Built a Model with Google AutoML Vision Optimized Google AutoML, an automated machine learning tool - to build a classification model to classify data for medical image use case. Model is built with four (4) variants of dataset, to appreciate how training data impact models. Open source data from Kaggle chest x-ray dataset was used. Model was evaluated based on confusion matrix, precision & recall, and other variable data factors.
Four (4) variants of dataset include;
- binary classifier to detect pneumonia using chest x-rays: Model trained on balanced data using 100 images from the “normal” class and 100 images from the “pneumonia”. Model was evaluated based on train/test split for data used; confusion matrix, precision & recall.
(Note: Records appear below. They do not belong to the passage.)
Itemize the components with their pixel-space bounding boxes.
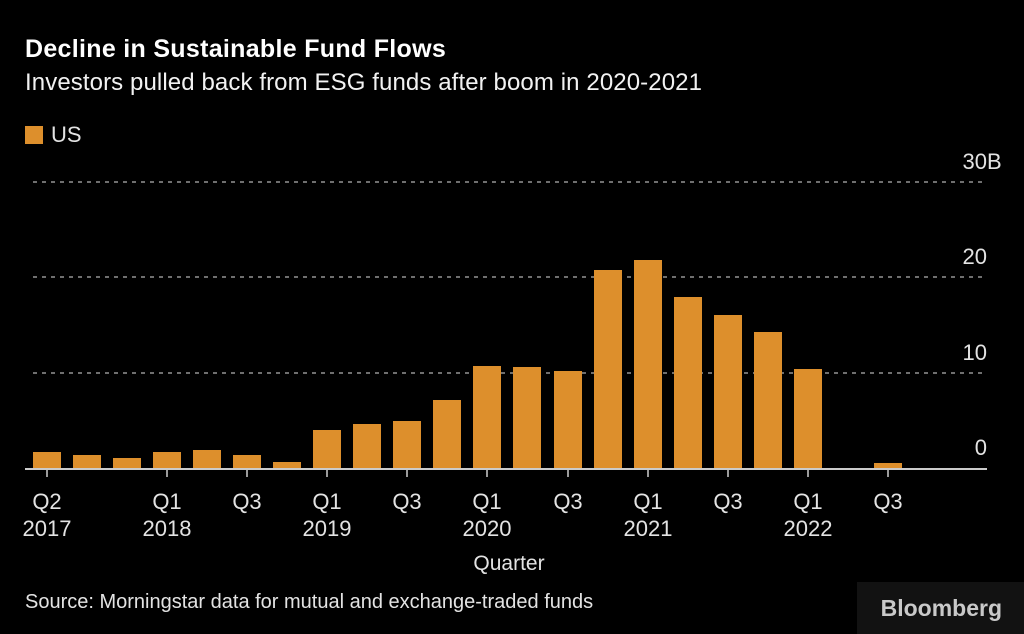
- x-tick-label: Q3: [553, 489, 583, 514]
- x-tick-q1-2020: [486, 470, 488, 477]
- legend-label-us: US: [51, 122, 82, 147]
- bar-q2-2019: [353, 424, 381, 468]
- bar-q3-2017: [73, 455, 101, 468]
- source-note: Source: Morningstar data for mutual and …: [25, 591, 594, 613]
- x-tick-q3: [567, 470, 569, 477]
- x-tick-year: 2018: [142, 516, 192, 541]
- x-tick-label: Q3: [873, 489, 903, 514]
- y-axis-label-value: 20: [962, 244, 987, 269]
- x-tick-year: 2022: [783, 516, 833, 541]
- x-tick-year: 2020: [462, 516, 512, 541]
- x-tick-label: Q1: [633, 489, 663, 514]
- bar-q1-2019: [313, 430, 341, 468]
- x-tick-q1-2018: [166, 470, 168, 477]
- x-tick-year: 2019: [302, 516, 352, 541]
- chart-subtitle: Investors pulled back from ESG funds aft…: [25, 69, 703, 96]
- bar-q3-2018: [233, 455, 261, 468]
- x-tick-q1-2019: [326, 470, 328, 477]
- bar-q2-2020: [513, 367, 541, 468]
- x-tick-label: Q1: [793, 489, 823, 514]
- y-axis-label-0: 0: [975, 435, 987, 461]
- bar-q1-2021: [634, 260, 662, 468]
- x-tick-q3: [246, 470, 248, 477]
- bar-q4-2021: [754, 332, 782, 468]
- y-axis-label-20: 20: [963, 244, 987, 270]
- gridline-30: [33, 181, 985, 183]
- x-tick-year: 2021: [623, 516, 673, 541]
- x-tick-q3: [406, 470, 408, 477]
- bar-q2-2021: [674, 297, 702, 468]
- x-tick-q3: [887, 470, 889, 477]
- x-tick-label: Q3: [232, 489, 262, 514]
- bar-q2-2018: [193, 450, 221, 468]
- y-axis-label-value: 10: [962, 340, 987, 365]
- legend-swatch-us: [25, 126, 43, 144]
- y-axis-unit-suffix: B: [987, 149, 1002, 174]
- x-tick-label: Q3: [392, 489, 422, 514]
- x-tick-q3: [727, 470, 729, 477]
- x-tick-q1-2022: [807, 470, 809, 477]
- x-tick-label: Q2: [32, 489, 62, 514]
- brand-footer: Bloomberg: [857, 582, 1024, 634]
- bar-q3-2019: [393, 421, 421, 468]
- y-axis-label-10: 10: [963, 340, 987, 366]
- bar-q3-2020: [554, 371, 582, 468]
- bar-q4-2019: [433, 400, 461, 468]
- bar-q2-2017: [33, 452, 61, 468]
- x-tick-label: Q1: [152, 489, 182, 514]
- x-tick-year: 2017: [22, 516, 72, 541]
- y-axis-label-30: 30 B: [962, 149, 1002, 175]
- bar-q4-2017: [113, 458, 141, 468]
- y-axis-label-value: 0: [974, 435, 987, 460]
- bar-q4-2018: [273, 462, 301, 468]
- x-axis-line: [25, 468, 987, 470]
- gridline-20: [33, 276, 985, 278]
- bloomberg-logo: Bloomberg: [880, 594, 1002, 621]
- x-tick-q2-2017: [46, 470, 48, 477]
- legend: US: [25, 122, 82, 148]
- bar-q3-2022: [874, 463, 902, 468]
- gridline-10: [33, 372, 985, 374]
- x-axis-title: Quarter: [473, 552, 545, 575]
- bar-q1-2018: [153, 452, 181, 468]
- bar-q1-2020: [473, 366, 501, 468]
- x-tick-label: Q3: [713, 489, 743, 514]
- y-axis-label-value: 30: [962, 149, 987, 174]
- x-tick-label: Q1: [312, 489, 342, 514]
- x-tick-q1-2021: [647, 470, 649, 477]
- x-tick-label: Q1: [472, 489, 502, 514]
- bar-q1-2022: [794, 369, 822, 468]
- chart-title: Decline in Sustainable Fund Flows: [25, 35, 447, 63]
- bar-q3-2021: [714, 315, 742, 468]
- bar-q4-2020: [594, 270, 622, 468]
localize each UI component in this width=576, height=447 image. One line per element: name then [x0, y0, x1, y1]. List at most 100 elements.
- Unbalanced binary classifier: Model trained on unbalanced data using 100 images from the “normal” class and 200 "pneumonia" class images for a total of 300 images in the “pneumonia” class. Model was evaluated based on confusion matrix, precision & recall, and unbalanced classes.
- Binary classifier with dirty data: Model trained on dataset of 100 "normal" and 100 "pneumonia" images; then switched the labels of 30 images in each class in which 30% of the data are mislabeled. Model was evaluated based on confusion matrix, precision & recall, and dirty data.
- Three-class model: Model trained on total of 3 classes - 100 "normal" images, 100 "bacterial pneumonia" images, and 100 "viral pneumonia" images. Model was evaluated based on confusion matrix, precision & recall, and additional data used.